If $c\gtrsim\Omega,$ then the integral $(3)$ can be presented as $1D$ series, using the series expansion for sine expression in the form of $$\sin(\Omega\sqrt{x^2+2x}) = \sqrt{\dfrac x2}\Omega\left(2 + \dfrac{3-4\Omega^2}6 x + \dfrac{16 \Omega^4 - 120 \Omega^2 - 15}{240} x^2 + \dfrac{-64\Omega^6 + 1680\Omega^4 - 1260\Omega^2 + 315}{20160} x^3 + \dfrac{256\Omega^8 - 16128\Omega^6 + 90720\Omega^4 + 15120\Omega^2 - 14175}{2903040} x^4 + \dfrac{-1024\Omega^{10} + 126720\Omega^8 - 2217600\Omega^6 + 1663200\Omega^4 - 623700\Omega^2 + 1091475}{638668800}x^5 + \dots\right). $$ (the asymptotic form of $$\sin(\Omega\sqrt{x^2+2x}) = \Omega{\cos((x+1)\Omega)\left(-\dfrac1{2x} + \dfrac 1{2x^2} + \dfrac{\Omega^2-30}{48x^3} - \dfrac{\Omega^2 - 14}{16x^4} - \dfrac{\Omega^4 - 540 \Omega^2 + 5040}{3840x^5} + \dfrac{\Omega^4 - 220 \Omega^2 + 1584}{768x^6} + \dots\right)} + {\sin((x+1)\Omega)\left(1 - \dfrac{\Omega^2}{8x^2} + \dfrac{\Omega^2}{4x^3} + \dfrac{\Omega^2(\Omega^2-168)}{384 x^4} - \dfrac{\Omega^2(\Omega^2-72)}{96 x^5} - \dfrac{\Omega^2(\Omega^4 - 1320 \Omega^2 + 59400)}{46080 x^6} + \dfrac{\Omega^2(\Omega^4 - 520 \Omega^2 + 17160)}{7680 x^7} + \dots\right)} $$ is not so usable)

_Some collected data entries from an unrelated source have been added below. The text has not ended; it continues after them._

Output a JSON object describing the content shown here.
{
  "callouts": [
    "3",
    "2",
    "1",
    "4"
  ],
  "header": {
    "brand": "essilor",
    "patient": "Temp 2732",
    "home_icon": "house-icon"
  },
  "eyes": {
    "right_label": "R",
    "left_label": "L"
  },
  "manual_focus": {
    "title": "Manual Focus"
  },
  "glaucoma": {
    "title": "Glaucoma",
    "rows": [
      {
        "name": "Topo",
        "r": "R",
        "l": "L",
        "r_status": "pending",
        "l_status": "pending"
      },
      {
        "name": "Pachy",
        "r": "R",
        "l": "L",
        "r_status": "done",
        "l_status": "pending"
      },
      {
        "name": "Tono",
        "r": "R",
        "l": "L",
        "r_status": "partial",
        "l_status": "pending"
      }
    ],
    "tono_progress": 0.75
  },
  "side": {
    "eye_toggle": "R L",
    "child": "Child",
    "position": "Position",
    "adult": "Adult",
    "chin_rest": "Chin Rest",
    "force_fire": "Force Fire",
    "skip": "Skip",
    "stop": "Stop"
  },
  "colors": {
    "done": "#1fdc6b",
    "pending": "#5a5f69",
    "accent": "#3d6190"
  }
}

and the integral $$\int\limits_0^\infty x^d e^{-cx^2}\,\mathrm dx = \dfrac{\Gamma\left(\frac{d+1}2\right)}{2c^{\frac{d+1}2}}.$$ Length of the series can be selected, using the numeric experiments.